Cette ambivalence multiple fait que les photographies de Gilbert
Garcin touchent toujours intimement leurs spectateurs car ils
y trouvent toujours de quelque façon un écho à
leur préoccupations….
C'est dire que cette comédie est une comédie sérieuse,
car si elle nous distrait, elle nous fait aussi réfléchir,
et si les situations figurées son irréelles elles
sont toujours également quelque peu emblématiques
de notre condition d'hommes. Certaines photographies semblent
n'être qu'un gag, comme celle où l'on voit Gilbert
Garcin s'efforcer de faire rouler un cerceau dans un océan
de boue, d'autres touchent au mythe comme celle où, comme
Sisyphe on le voit pousser vers le sommet d'un tas de décombres
un énorme bloc de pierre qui ne pourra que retomber au
bas de celui-ci. Cependant, la plupart du temps ses photographies
participent à la fois de la commedia dell'arte et de l'allégorie,
telles celle où on le voit enserrer de son bras une grosse
pierre lisse comme si c'était une femme ou celle où
il pousse un rouleau pour aplanir une étendue de sable
que dans le même temps ses pas creusent de profondes ornières.
La tendresse ne serait-elle que l'envers de l'aveuglement, la
volonté de transformer le monde qu'une forme de folie ?

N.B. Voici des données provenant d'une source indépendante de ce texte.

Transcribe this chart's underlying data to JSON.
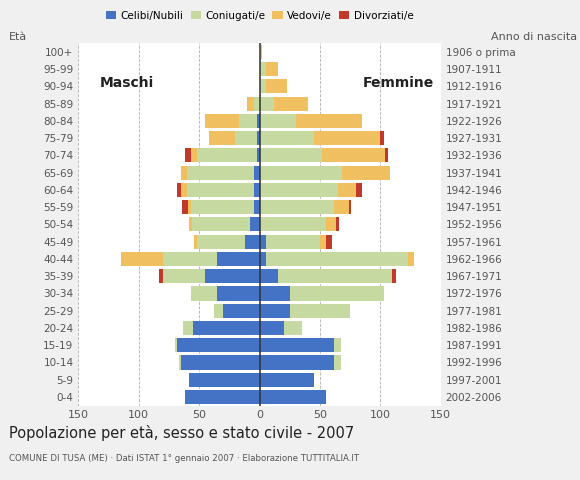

Finalement on découvre qu'il y a quand même une morale
impliquée dans les photographies de Gilbert Garcin. Mais
elle n'a rien d'utilitaire et ne vise pas à prescrire un
code de conduite : elle est spéculative et ne cherche qu'à
réveiller l'intelligence de... De quoi, au juste ? De la
vie ou de la photographie ? C'est au spectateur d'en décider.
Cette liberté qui lui est laissée n'est pas le moindre
charme des oeuvres de Gilbert Garcin.